The Nurse Navigation Program — which will go live on Tuesday, June 6 – will divert non-emergency calls to licensed nurses around the county. Nurse Navigators – who are New York State licensed nurses – will also be able to connect callers with telehealth physicians who can provide care and prescribe medication as needed.
“This innovative new program will provide residents with a variety of options for quickly reaching the appropriate level of medical care when calling 911,” Picente said in a statement. “This will filter out non-emergency calls from our 911 system and allow our dispatchers to more efficiently cater to the needs of those in dire situations. In turn, it will also help to free up the emergency rooms of our local healthcare systems and ambulance corps from being overburdened with patients who do not require the level of care they provide.”
Almost 4,000 of the approximately 24,000 calls handled by Oneida County dispatchers last year were considered non-emergency situations. With the new system — administered by Texas-based business Global Medical Response — dispatchers will assess callers’ situations and navigate them to the appropriate service. Nurses can also arrange ride-sharing services to assist any callers without transportation.
Oneida County residents should see no change when calling 911 for life-threatening emergencies. An ambulance will still be dispatched in urgent or life-threatening emergencies.
The Nurse Navigation service does not require callers to have medical insurance for access to the Nurse Navigation program.

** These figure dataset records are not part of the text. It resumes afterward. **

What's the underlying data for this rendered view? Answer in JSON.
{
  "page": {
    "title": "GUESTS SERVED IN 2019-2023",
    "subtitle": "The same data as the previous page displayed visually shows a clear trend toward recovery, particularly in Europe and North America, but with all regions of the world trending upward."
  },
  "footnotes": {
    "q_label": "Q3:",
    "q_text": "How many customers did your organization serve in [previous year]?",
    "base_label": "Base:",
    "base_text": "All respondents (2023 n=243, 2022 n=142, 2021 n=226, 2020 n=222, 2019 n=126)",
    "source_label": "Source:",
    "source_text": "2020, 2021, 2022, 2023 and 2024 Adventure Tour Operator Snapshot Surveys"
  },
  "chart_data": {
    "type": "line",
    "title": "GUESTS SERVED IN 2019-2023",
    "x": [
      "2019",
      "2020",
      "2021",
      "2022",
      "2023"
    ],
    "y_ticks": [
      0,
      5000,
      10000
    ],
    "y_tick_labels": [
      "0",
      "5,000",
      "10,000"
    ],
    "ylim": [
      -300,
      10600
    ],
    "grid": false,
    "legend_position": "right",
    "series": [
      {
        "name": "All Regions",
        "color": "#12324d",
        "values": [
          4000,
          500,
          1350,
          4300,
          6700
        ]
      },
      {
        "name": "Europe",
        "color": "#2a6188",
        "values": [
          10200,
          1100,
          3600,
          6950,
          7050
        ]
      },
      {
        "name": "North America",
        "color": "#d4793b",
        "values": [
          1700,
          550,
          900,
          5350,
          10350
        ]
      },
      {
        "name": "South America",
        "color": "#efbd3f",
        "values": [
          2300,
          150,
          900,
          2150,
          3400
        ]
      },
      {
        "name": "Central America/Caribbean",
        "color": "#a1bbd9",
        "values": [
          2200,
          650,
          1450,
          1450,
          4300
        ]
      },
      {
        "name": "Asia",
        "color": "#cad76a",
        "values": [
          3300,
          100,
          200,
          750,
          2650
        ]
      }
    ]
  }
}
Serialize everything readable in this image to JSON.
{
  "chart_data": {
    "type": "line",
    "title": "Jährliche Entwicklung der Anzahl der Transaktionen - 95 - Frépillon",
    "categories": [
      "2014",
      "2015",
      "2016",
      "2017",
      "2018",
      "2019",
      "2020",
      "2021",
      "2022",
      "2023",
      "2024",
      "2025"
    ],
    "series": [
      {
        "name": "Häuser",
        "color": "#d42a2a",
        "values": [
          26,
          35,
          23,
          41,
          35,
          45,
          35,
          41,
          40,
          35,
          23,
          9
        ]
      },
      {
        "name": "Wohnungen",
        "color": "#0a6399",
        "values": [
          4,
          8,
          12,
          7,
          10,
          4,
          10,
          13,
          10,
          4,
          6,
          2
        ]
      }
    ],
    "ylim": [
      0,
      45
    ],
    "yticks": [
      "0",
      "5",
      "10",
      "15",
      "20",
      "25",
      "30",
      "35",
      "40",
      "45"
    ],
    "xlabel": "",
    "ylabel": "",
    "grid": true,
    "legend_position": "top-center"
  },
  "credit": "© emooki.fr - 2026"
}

“This project is the culmination of the continuous planning process conducted by Emergency Services in an attempt to increase the efficiency of the services we provide to the community,” said, Oneida County Director of Emergency Services Edward Stevens said in a statement. “The planning process for this project intensified partially as a result of what was observed during the height of the COVID-19 pandemic, along with the ongoing efforts to address the needs of EMS services in the county. Hospital space as well as ambulance availability was strained and pushed to the limits resulting in diversions and long waits by EMS personnel. This program will help divert individuals seeking assistance to the most appropriate service while allowing the EMS and hospital personnel to remain available to tend to the most serious issues. I would like to thank the staff here at the Emergency Services Department as well as those from American Medical Response and the County Executive for all of their work to bring this program to Oneida County.”